Il Re le consigliò di approfittare di quella grande difficoltà per vivere più
saggiamente in futuro e le promise di far trattenere immediatamente il marito
alla frontiera, col pretesto del suo servizio, tanto a lungo che egli non
potesse avere alcun sospetto e di non lasciarvelo ritornare per nessuna ragione.
Diede infatti, lo stesso giorno, l'ordine a Louvois e gli proibì non solamente
qualsiasi congedo, ma di consentire che si allontanasse neppure per un solo
giorno dal posto di comando assegnatogli per tutto l'inverno. L'illustre
ufficiale, che non aveva affatto desiderato e tanto meno domandato di essere
collocato d'inverno alle frontiere, e Louvois, che non vi aveva pensato affatto,
furono ugualmente sorpresi e seccati. Si dovette ugualmente obbedire alla
lettera e senza chiedere spiegazioni, e il Re raccontò questo fatto solo molti
anni dopo e solo quando fu ben sicuro che le persone implicate non potevano più
essere identificate, come effettivamente non poterono mai esserlo, e nemmeno
sfiorate dal più vago e indefinibile sospetto. Mai nessuno
donò con maggior grazia del Re, aumentando così il pregio dei propri benefici,
mai nessuno vendette meglio le proprie parole, i sorrisi, perfino gli sguardi.

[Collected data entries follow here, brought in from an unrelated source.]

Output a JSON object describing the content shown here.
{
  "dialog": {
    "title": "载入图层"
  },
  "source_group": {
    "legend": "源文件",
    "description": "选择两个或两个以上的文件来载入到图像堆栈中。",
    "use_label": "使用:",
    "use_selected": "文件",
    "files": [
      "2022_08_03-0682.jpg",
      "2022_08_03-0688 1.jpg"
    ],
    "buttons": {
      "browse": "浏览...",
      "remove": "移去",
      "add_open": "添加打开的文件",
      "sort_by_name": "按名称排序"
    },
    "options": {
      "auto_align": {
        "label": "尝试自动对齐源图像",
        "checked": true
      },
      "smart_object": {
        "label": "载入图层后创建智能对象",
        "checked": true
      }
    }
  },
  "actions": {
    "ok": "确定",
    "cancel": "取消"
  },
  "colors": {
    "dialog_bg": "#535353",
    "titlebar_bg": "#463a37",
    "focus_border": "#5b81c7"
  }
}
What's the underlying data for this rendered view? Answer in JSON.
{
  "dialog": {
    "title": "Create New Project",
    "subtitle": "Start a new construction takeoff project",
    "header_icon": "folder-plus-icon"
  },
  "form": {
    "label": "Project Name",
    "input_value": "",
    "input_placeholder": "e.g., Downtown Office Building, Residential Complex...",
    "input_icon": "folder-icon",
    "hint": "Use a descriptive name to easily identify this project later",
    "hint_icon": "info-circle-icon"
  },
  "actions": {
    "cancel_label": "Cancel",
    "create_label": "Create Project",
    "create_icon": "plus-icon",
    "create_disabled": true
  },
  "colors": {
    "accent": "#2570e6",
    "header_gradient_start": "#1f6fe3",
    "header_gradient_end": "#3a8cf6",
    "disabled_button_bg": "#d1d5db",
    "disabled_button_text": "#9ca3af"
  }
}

Rese tutto prezioso con la scelta e la maestà, alle quali molto aggiungevano la
rarità e la brevità delle sue parole. Se le rivolgeva a qualcuno su questioni
importanti o su cose indifferenti, tutti gli astanti guardavano il fortunato;
era una distinzione della quale si parlava e che creava sempre una specie di
considerazione. Succedeva lo stesso con tutte le attenzioni e distinzioni, e con
le preferenze che il Re concedeva nelle loro proposte. Mai gli sfuggì di dire
qualcosa di scortese a qualcuno, e se doveva riprenderlo, rimproverare o
correggere, cosa del resto molto rara, lo faceva sempre con un'aria più o meno
accentuata di bontà, quasi mai con durezza, mai con collera; (eccettuata la
sola avventura di Courtenvaux, che ho narrato a suo luogo), quantunque fosse
collerico, solo qualche volta adoperò un tono severo.